Signor ministro non dimezzi le ore d'inglese
STEFANO BARTEZZAGHI
RITORNARE sulla favola delle tre I sembra quasi stucchevole. Internet, Inglese, Impresa? Non ci ha mai creduto nessuno. Ma a parte Internet e impresa ? che non sono materie ma strumenti ? quello dell'insegnamento dell'inglese è un problema che qualsiasi scuola deve affrontare e, se può, risolvere.
La scuola morattiana, che della bandiera dell'inglese si è pure così platealmente fregiata, in pratica si accinge a tagliarne le ore di insegnamento. Nelle scuole medie inferiori si avranno 54 ore di insegnamento per tutti, mentre prima della riforma erano 132 per il tempo prolungato e 99 per il tempo normale. Ci si immagina quanti passi avanti faranno gli studenti, oltre ai classici gradini di "what's your name?" e "the pen is on the table". Come già accaduto con Darwin, ora un appello di docenti e genitori chiede alla Moratti di tornare indietro.
La modernità, l'innovazione, la programmazione, l'aggiornamento costano: ed è un fatto che l'insegnamento scolastico della lingua inglese è sempre stato insufficiente. Il problema è qualitativo, prima che quantitativo: ma la riduzione delle ore di insegnamento non può che andare in senso opposto al desiderabile. La didattica dell'inglese in un mondo ideale dovrebbe passare da insegnanti madrelingua, laboratori, soggiorni, gruppi di studio ristretti.

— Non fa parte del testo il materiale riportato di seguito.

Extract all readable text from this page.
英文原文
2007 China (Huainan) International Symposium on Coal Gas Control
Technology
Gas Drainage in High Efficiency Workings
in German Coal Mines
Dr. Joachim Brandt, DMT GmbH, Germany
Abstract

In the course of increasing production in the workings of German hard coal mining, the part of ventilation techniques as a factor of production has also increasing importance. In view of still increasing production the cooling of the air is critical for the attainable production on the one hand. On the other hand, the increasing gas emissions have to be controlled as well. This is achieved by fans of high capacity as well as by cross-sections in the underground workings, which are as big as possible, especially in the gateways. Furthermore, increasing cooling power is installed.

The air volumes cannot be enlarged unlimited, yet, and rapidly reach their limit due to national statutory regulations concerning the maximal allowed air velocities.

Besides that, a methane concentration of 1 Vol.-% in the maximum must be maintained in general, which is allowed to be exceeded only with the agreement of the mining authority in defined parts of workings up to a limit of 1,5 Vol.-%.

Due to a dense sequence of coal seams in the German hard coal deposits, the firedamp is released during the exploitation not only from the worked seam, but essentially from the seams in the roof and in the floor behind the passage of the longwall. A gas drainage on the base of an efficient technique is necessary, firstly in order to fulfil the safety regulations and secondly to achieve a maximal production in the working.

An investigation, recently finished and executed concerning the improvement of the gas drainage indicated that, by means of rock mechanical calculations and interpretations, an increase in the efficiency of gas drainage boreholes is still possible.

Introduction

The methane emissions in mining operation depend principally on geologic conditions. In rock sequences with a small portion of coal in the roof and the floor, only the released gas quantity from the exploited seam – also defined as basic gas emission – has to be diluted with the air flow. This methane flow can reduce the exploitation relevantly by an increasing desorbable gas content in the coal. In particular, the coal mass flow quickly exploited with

Lussi favolosi e inimmaginabili per la scuola, che a partire dalle aule e arrivare al personale docente, non ha le risorse necessarie per formare studenti che abbiano davvero un buon grado di conoscenza di una lingua straniera difficile come di fatto risulta l'inglese.
Ma se il nostro mondo e il nostro tempo hanno prodotto una penetrazione della lingua inglese enormemente superiore a quella di pochissimi decenni fa la scuola stessa se ne potrebbe avvantaggiare. Pensiamo a strumenti come i film sottotitolati su dvd, in cui oltretutto si possono sentire finalmente parole, pronunce e intonazioni originali dei film anglofoni. Pensiamo alle canzoni, ai modi di dire importati, ai programmi di televisioni satellitari. Mentre l'insegnante di inglese un tempo era solo, in compagnia della propria laurea e di qualche libro in edizione Penguin, ora l'inglese è già almeno in parte patrimonio degli studenti, che fuori dalla scuola lo incontrano nelle istruzioni del dvd, nel gergo di dj e vj, nelle battute magari un po' stentate che i genitori rivolgono durante le vacanze all'estero - vacanze che non sono più retaggio di poche famiglie benestanti ed eccentricamente cosmopolite.... Se la domanda di inglese è cresciuta (e infatti le promesse elettorali tengono conto di questa tendenza) non è, insomma, un caso: è che si sono effettivamente moltiplicate le occasioni di contatto con la lingua, magari in una sua versione goffa e basic. Essere meno inermi di fronte a un sito Internet, alla richiesta di un'informazione, a un notiziario della Cnn, a un giornale trovato in aereo, a una canzone. La domanda è questa: ed è abbastanza semplice.
Come interpretare la risposta che arriva a questa domanda? Il dubbio non è un bel dubbio. Come nel caso delle altre due I, il territorio dell'inglese è uno di quelli di fronte ai quali la scuola non avanza ma si ritrae: ti lascio libero di impararlo fuori di qui. La prima cosa che uno studente italiano impara quando arriva in un ambiente anglofono è che la scuola non gli ha dato quasi niente, così come non ha fornito alcuno strumento utile per quando naviga su Internet, o per quando entra in un'azienda e gli viene istantaneamente comunicato che tutto quello che ha imparato prima è inservibile. L'inglese potrebbe insomma essere visto come una sorta di protocollo fondamentalmente extrascolastico, una zona colonizzata da pionieri, che non conosce ancora istituzioni e in cui vigono regole che hanno poco a che vedere con il funzionamento della didattica ordinaria. La diminuzione di ore sarebbe allora il segno certo di un'abdicazione.
Non è un bel sospetto. Ma davvero non si sa altrimenti cosa pensare di una riforma che dimezza (o peggio) le ore di insegnamento di una materia che ha dichiarato fondamentale. Non può essere una svista. Non è un tentativo sciagurato di protezionismo dell'italiano nei confronti della lingua della globalizzazione. Non indica vie didattiche e soluzioni alternative, anche se implicitamente invita a rivolgersi al mercato delle scuole linguistiche private. Ma siamo davvero così sicuri che la scuola italiana pubblica non possa offrire una competenza dell'inglese più dignitosa e aggiornata?